Мифогенная любовь каст - Павел Пепперштейн
Шрифт:
Интервал:
Закладка:
И если нам и суждено наблюдать свою собственную жизнь, то не столько проживая ее изнутри, сколько подглядывая за ней со стороны (как, бывало, заглядываешь с балкона в окно своей собственной комнаты). Подглядывать, и обязательно сквозь влажность, сквозь пелену влажности, ибо влажность – наш главный оптический инструмент, уподобляющий созерцаемое созерцающему, мир – глазу. Это может быть дождь, орошающий стекло, или слезы, застрявшие в ресницах, пролившийся чай, пар на целлофане теплицы, фонтан, брызги слюны от безудержного смеха, мокрая грязь из-под колес автоколонны, тающий снег, струйка мочи, разбивающейся о кафель или о корни деревьев, смола, медленно стекающая по коре, теплый пар из кастрюль, наполняющий большую кухню столовой, минеральная вода, насыщенная смехотворными пузырьками, и пенный белый покров, увенчивающий пивную кружку, только что наполненную, и морская пена – якобы прародительница любви, и темная лужица, и омут в глубине леса, и творожная сыворотка, белесая и нежная, капающая в тарелку с марлевого мешочка, и белая полупрозрачная сперма на гладком загорелом плече молодой девушки, и туман, начинающийся сразу за дощатым забором, утренняя роса, томатный сок в граненом стакане, с крупинками белой соли, плавающей на поверхности, загадочное лекарство в пузырьке, способное столь много изменить, – кристально чистый спирт, снова бесконечные лужи, которые у нас на Родине называют «зеркалами неба», полоски клея, твердеющие на глазах, вязкие сопли простуды и тончайшие струйки яда, выбрасываемые в сторону врага, а также реки, водяная пыль, капли, брызги, струйки, подтеки…

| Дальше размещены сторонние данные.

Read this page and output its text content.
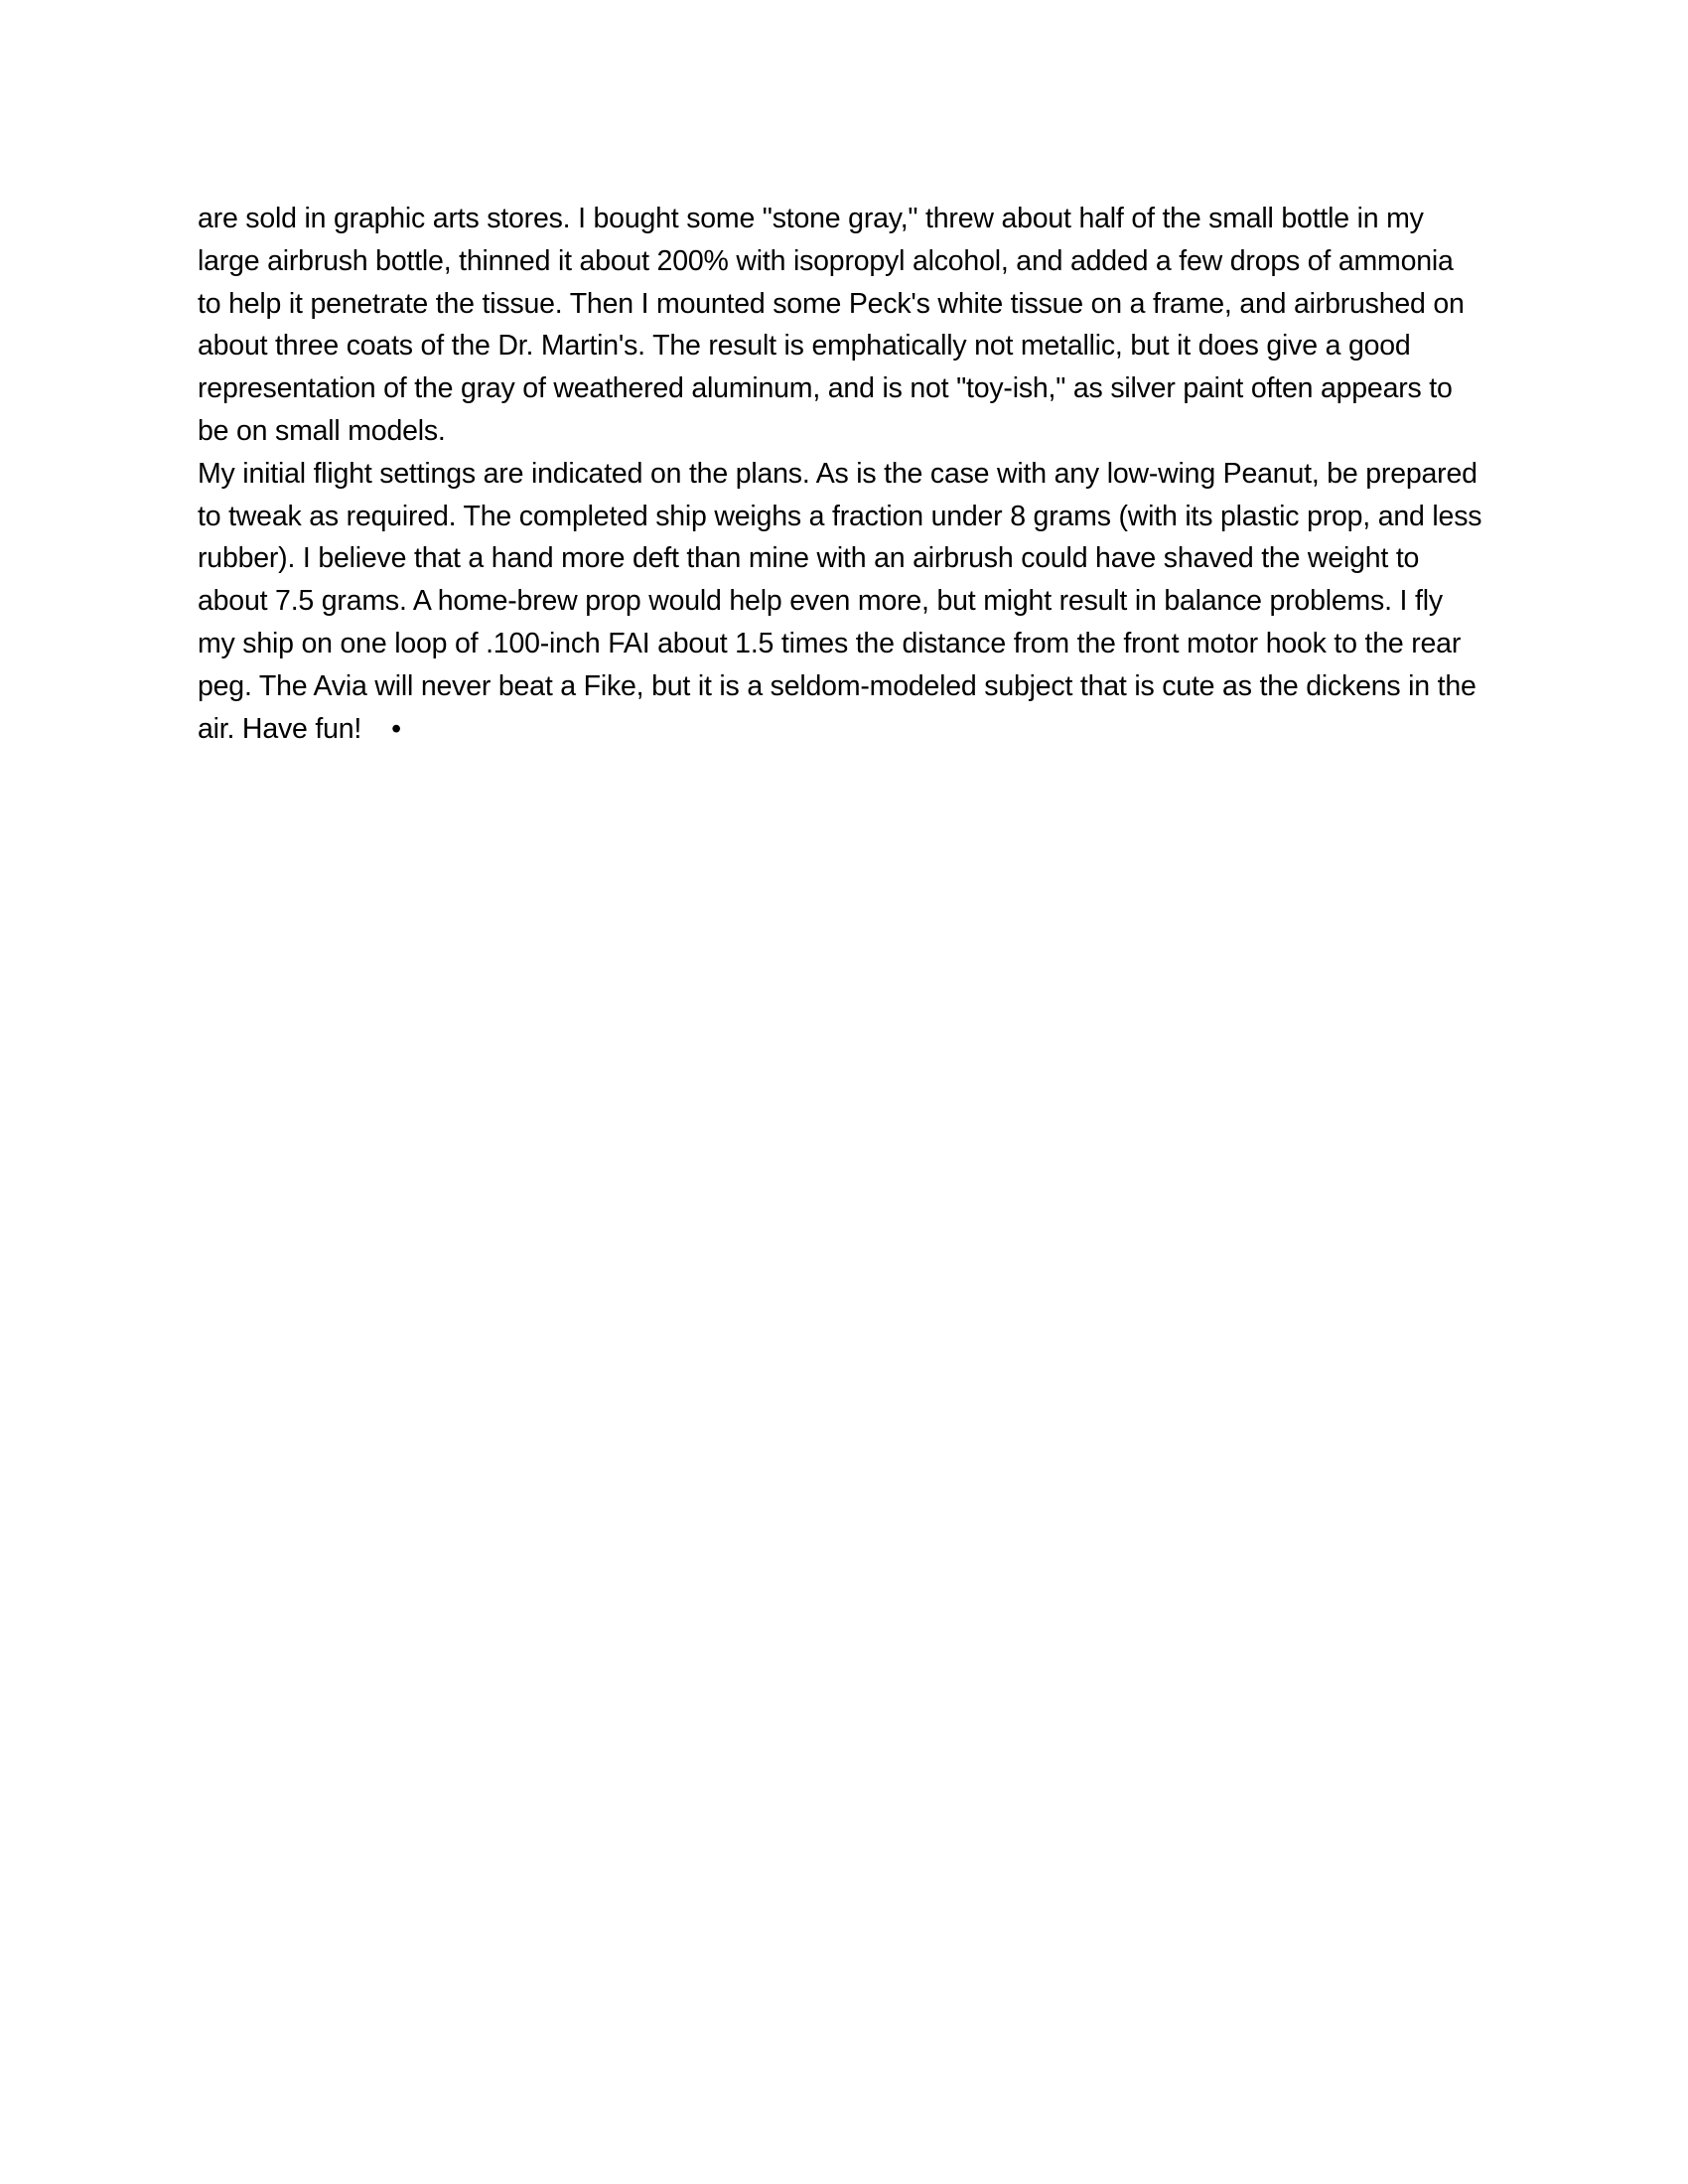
are sold in graphic arts stores. I bought some "stone gray," threw about half of the small bottle in my
large airbrush bottle, thinned it about 200% with isopropyl alcohol, and added a few drops of ammonia
to help it penetrate the tissue. Then I mounted some Peck's white tissue on a frame, and airbrushed on
about three coats of the Dr. Martin's. The result is emphatically not metallic, but it does give a good
representation of the gray of weathered aluminum, and is not "toy-ish," as silver paint often appears to
be on small models.
My initial flight settings are indicated on the plans. As is the case with any low-wing Peanut, be prepared
to tweak as required. The completed ship weighs a fraction under 8 grams (with its plastic prop, and less
rubber). I believe that a hand more deft than mine with an airbrush could have shaved the weight to
about 7.5 grams. A home-brew prop would help even more, but might result in balance problems. I fly
my ship on one loop of .100-inch FAI about 1.5 times the distance from the front motor hook to the rear
peg. The Avia will never beat a Fike, but it is a seldom-modeled subject that is cute as the dickens in the
air. Have fun! •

После Нового года, уже в пространстве «1942 объема», после раздачи подарков, после хороводов вокруг елки, после песен Святых Девочек, от которых парторг совсем раскляк, изойдясь слезами умиления, после незабываемого и потрясающего ликования Синей, после не менее эффектного «номера» под названием «Мороз, Красный нос», исполненного неутомимым Поручиком, после «танца Снегурочки на двух уровнях», после игр в фанты и «желания», после всех этих новогодних увеселений парторг, раскисший и в полубессознательном состоянии, был схвачен грубыми руками Холеного и брошен в мешок, откуда перед этим извлекались подарки Деда Мороза. Это был обычный мешок для картошки, только обшитый снаружи корявыми звездами, неумело вырезанными из разноцветной бумаги.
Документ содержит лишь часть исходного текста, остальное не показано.